Wednesday, October 26, 2016

Know Your Prosperity Stones # 11: Chevron Amethyst

Chevron Amethyst is an inexpensive, easily tumble-polished stone that is sometimes called Banded Amethyst for the pattern of white and purple chevron (V-shaped or shield-shaped) stripes. Over the years I've swapped or sold hundreds of pounds of it, although I've held back a small amount for my personal use.

The photograph shows a large, uncut Chevron Amethyst "tooth" as well as a number of polished stones we recently pulled out of the tumbler at Peachfront Press.

Amethyst isn't always the first stone that comes to mind these days when we talk about prosperity workings, and I have to ask why. In days of old, purple was the royal color, and Amethyst was a stone associated with kings. I've heard a theory that the large Amethyst finds in South America during the Age of Exploration caused the perceived value of the stone to fall in price, especially compared to ancient times when it was considered to be a precious gem. Now, like other Quartz stones, it is truly one of the most affordable and accessible gems.

And Chevron Amethyst can be the most affordable version of all, since it frequently appears as a small tumbled stone in rock shops where it is often sold for a dollar or two. It's a friendly stone with an accessible vibe, available to all and not in the least bit snobby despite Amethyst's ancient association with royalty.

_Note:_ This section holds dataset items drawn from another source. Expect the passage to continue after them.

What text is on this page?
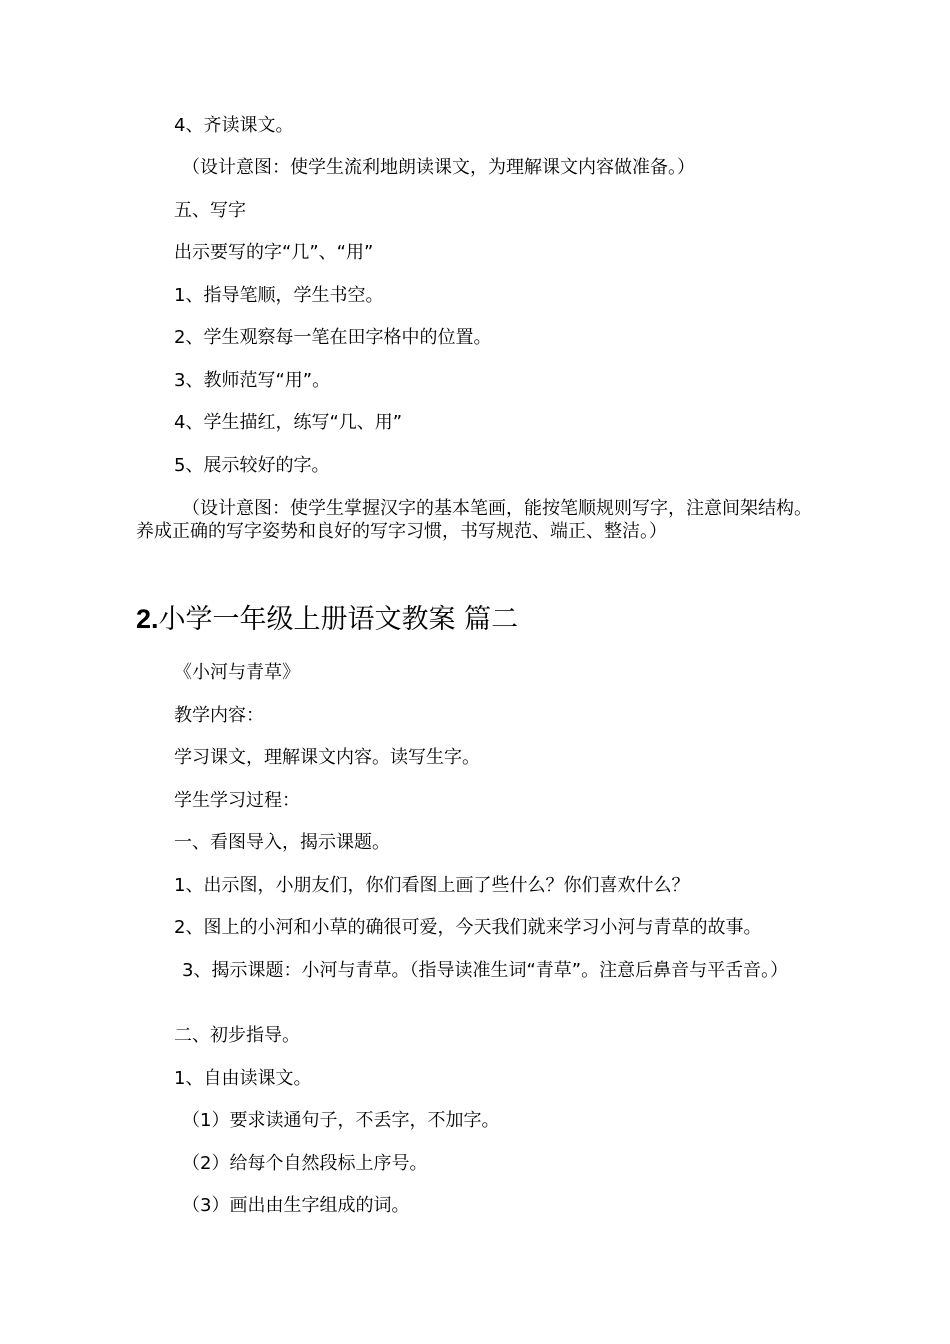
4、齐读课文。
（设计意图：使学生流利地朗读课文，为理解课文内容做准备。）
五、写字
出示要写的字“几”、“用”
1、指导笔顺，学生书空。
2、学生观察每一笔在田字格中的位置。
3、教师范写“用”。
4、学生描红，练写“几、用”
5、展示较好的字。
（设计意图：使学生掌握汉字的基本笔画，能按笔顺规则写字，注意间架结构。养成正确的写字姿势和良好的写字习惯，书写规范、端正、整洁。）
2.小学一年级上册语文教案 篇二
《小河与青草》
教学内容：
学习课文，理解课文内容。读写生字。
学生学习过程：
一、看图导入，揭示课题。
1、出示图，小朋友们，你们看图上画了些什么？你们喜欢什么？
2、图上的小河和小草的确很可爱，今天我们就来学习小河与青草的故事。
3、揭示课题：小河与青草。（指导读准生词“青草”。注意后鼻音与平舌音。）
二、初步指导。
1、自由读课文。
（1）要求读通句子，不丢字，不加字。
（2）给每个自然段标上序号。
（3）画出由生字组成的词。
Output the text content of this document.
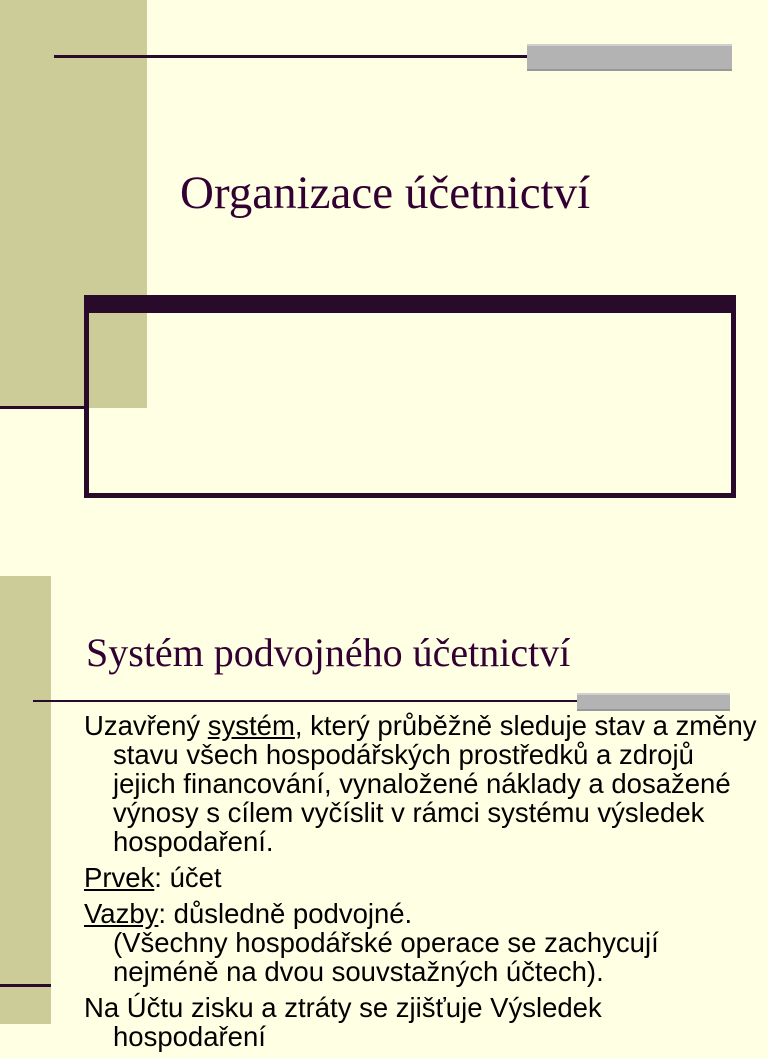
Organizace účetnictví
Systém podvojného účetnictví

Uzavřený systém, který průběžně sleduje stav a změny stavu všech hospodářských prostředků a zdrojů jejich financování, vynaložené náklady a dosažené výnosy s cílem vyčíslit v rámci systému výsledek hospodaření.

Prvek: účet

Vazby: důsledně podvojné.
(Všechny hospodářské operace se zachycují nejméně na dvou souvstažných účtech).

Na Účtu zisku a ztráty se zjišťuje Výsledek hospodaření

Can it open the third eye and help you gain insight into real-world financial situations? Well, yes and no. It isn't going to take over the job of balancing the checkbook or reviewing your accountant's spreadsheets. But I believe if you keep it near, perhaps as a pocket stone, you may quietly gain a new clarity of thought. Try it and see. The price is certainly right.

Tuesday, October 18, 2016

A Mystery Agate in Peach and Purple

We've been diving deep over the last few months at Peachfront Press, and we'll soon have exciting news about the upcoming book, as well as supporting audio meditations. When you experiment with crystal magick, you can't take any shortcuts. There's a lot of working the stones to see what results you get-- a lot of tinkering and adjustments, a lot of trial and error.

Here's an interesting batch of peach and purple Agates from an unknown source that we recently pulled out of the tumbler. The peachy / orange color combined with purple speaks to me in mysterious ways, but I'm not sure yet what the message is. Feel free to drop me a line if you have any suggestions.

The oddly harmonious blend of peachy orange and lavender seems to stimulate the imagination... but to what purpose? Only time and testing will tell.